An Auskick centre was born and the Newport Power Junior Football Club arrived two years later in 2006.
The Power – the club no one initially wanted to see created – celebrated its 10th anniversary at the weekend and is living up to its name as an emerging powerhouse of sport in the west.
The club has on its books more than 700 kids who are playing football, netball and basketball.
Power president Stephen Martyn recalls a time when even the Western Region Football League didn’t want to see football return to Newport.
“We built it from the ground up and you can take that literally – from nothing,” he said.
“I was living at Seabrook for a while … I came back to Newport in 2002 … I thought, this is ridiculous, there’s nothing. You could take your son for a kick-to-kick in the park, but that was it.
“Myself and a group of mates said, ‘let’s get something going’. We really struggled to start a footy club.”
He said the leagues didn’t want Newport back in because of “problems with the seniors in years past”.
“I put in a few inquiries and they said, ‘No one can stop you from starting Auskick – get an Auskick going, show how it can run’.”
The first year Auskick was run in Newport, it was named western suburbs’ centre of the year.
“That was our seed in the ground and from that we put our first sides on the park in 2006,” Martyn said.
Eventually, the Power will have seniors, but the club is in no rush to get them up and running.

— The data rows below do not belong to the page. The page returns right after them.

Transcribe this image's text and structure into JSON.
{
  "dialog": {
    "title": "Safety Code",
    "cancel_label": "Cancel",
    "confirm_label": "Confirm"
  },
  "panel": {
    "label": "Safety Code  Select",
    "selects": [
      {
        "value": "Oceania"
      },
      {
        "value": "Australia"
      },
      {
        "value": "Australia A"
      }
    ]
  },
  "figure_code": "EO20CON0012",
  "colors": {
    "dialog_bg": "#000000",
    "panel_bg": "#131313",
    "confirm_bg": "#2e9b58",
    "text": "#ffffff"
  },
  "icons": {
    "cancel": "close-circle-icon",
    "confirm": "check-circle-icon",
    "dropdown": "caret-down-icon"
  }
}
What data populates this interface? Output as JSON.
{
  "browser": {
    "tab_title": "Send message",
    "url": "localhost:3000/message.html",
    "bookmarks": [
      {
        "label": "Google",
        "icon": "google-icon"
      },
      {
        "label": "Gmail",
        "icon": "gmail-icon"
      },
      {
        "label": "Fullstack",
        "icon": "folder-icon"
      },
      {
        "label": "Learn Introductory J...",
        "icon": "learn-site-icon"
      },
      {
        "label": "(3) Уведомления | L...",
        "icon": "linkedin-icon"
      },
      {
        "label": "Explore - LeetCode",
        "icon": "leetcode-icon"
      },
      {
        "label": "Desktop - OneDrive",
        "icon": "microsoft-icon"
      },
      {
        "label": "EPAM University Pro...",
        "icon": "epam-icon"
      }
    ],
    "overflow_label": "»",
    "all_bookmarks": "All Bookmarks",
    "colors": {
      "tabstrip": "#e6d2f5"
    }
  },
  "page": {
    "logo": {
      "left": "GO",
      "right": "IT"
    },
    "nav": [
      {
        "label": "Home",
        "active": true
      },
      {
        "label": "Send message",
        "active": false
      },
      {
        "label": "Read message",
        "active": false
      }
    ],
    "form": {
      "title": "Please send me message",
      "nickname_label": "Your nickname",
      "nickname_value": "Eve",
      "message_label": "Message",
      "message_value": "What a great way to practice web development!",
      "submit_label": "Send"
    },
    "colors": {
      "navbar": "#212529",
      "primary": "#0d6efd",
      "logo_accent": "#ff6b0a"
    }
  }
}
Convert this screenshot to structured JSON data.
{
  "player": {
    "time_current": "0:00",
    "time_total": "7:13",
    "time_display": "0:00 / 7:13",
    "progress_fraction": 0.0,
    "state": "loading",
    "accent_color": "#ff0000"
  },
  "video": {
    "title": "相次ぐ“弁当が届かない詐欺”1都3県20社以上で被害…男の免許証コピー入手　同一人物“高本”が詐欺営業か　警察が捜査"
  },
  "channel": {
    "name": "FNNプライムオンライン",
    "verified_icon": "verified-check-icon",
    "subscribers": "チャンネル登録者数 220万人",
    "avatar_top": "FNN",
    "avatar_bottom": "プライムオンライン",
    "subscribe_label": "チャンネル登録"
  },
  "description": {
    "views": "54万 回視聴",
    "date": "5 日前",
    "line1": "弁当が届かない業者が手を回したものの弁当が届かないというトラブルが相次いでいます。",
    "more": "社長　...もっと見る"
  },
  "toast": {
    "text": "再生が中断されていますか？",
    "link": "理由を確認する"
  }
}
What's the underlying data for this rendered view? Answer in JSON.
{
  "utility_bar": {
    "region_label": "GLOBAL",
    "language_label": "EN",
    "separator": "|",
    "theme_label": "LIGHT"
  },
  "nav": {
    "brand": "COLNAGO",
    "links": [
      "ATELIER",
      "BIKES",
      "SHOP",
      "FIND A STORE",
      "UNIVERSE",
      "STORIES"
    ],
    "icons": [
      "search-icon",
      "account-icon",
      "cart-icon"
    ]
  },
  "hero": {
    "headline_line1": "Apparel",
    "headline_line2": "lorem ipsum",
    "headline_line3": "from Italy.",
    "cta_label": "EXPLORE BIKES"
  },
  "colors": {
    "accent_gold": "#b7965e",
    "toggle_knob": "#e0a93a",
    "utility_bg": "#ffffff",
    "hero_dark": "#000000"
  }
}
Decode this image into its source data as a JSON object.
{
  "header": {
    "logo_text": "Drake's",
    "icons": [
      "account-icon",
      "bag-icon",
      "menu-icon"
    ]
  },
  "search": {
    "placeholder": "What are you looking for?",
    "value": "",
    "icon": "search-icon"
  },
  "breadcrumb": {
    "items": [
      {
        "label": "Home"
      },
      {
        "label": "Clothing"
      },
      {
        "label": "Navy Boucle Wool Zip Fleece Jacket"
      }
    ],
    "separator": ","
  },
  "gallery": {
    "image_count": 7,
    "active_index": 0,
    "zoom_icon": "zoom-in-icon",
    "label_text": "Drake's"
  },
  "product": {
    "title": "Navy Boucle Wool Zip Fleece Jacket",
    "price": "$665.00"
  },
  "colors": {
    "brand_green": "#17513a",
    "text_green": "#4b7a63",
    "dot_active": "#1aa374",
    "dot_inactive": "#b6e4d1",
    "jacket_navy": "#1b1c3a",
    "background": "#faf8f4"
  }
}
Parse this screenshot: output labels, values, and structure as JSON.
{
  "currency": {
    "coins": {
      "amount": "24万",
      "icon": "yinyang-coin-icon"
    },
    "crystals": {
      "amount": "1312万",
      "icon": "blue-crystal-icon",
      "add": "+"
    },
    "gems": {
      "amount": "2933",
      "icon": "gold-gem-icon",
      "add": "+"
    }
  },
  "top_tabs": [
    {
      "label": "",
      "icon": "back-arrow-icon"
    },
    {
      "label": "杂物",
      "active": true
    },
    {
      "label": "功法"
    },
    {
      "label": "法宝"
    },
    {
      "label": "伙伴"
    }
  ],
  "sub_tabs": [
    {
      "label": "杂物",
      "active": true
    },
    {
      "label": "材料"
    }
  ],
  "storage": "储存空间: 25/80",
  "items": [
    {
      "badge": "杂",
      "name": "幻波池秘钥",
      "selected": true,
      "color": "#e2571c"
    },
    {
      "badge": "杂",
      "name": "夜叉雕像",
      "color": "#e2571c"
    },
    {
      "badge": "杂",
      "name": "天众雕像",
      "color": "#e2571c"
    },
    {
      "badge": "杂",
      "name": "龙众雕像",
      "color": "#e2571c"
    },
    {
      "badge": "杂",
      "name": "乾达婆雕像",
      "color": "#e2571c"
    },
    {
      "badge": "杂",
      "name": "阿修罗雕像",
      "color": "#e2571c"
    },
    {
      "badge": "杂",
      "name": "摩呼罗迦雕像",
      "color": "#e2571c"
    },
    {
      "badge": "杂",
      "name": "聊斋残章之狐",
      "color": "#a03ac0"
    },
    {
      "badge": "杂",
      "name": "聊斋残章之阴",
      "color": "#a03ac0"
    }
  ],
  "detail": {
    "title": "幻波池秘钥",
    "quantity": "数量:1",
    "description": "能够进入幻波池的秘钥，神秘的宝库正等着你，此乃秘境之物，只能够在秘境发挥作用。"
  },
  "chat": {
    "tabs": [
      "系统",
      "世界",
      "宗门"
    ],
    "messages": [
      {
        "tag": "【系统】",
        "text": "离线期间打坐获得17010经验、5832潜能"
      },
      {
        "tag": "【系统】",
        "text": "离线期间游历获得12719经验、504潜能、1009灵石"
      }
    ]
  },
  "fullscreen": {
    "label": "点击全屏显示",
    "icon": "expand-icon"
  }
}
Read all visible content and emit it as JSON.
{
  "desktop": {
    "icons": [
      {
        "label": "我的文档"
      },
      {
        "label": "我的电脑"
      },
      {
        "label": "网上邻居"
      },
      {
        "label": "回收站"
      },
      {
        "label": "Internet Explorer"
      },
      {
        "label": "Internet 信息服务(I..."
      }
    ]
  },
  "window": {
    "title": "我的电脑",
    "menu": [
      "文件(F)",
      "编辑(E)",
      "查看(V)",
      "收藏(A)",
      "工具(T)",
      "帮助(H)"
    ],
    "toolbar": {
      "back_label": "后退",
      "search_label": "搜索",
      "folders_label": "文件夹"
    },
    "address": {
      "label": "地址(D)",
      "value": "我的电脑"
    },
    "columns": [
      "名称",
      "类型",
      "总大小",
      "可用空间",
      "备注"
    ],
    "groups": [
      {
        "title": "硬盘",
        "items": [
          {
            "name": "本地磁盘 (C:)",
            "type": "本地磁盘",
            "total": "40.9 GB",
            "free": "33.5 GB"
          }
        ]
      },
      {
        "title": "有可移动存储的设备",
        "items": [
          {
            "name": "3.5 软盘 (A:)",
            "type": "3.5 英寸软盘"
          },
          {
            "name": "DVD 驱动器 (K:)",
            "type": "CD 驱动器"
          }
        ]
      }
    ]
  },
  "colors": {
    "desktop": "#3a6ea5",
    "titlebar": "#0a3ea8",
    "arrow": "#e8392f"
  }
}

The club is out-growing its Bryan Martyn Oval facilities and will continue to lobby the council for a second oval.
For now, the Power has to be content with an under-18 team that is seen as role model for the other juniors at the club.
“The plan is to continue to grow and make sure it’s nice and strong so we can eventually launch into seniors,” Martyn said.
It is an all-inclusive, multicultural club that reflects the evolving demographic of the suburb.
“We’re doing our job, helping the community and making sure everyone has accessibility to health and fitness,” Martyn said. “My late father, Bryan, said if we can provide a safe, healthy environment for kids the whole community will benefit, and how right he was.”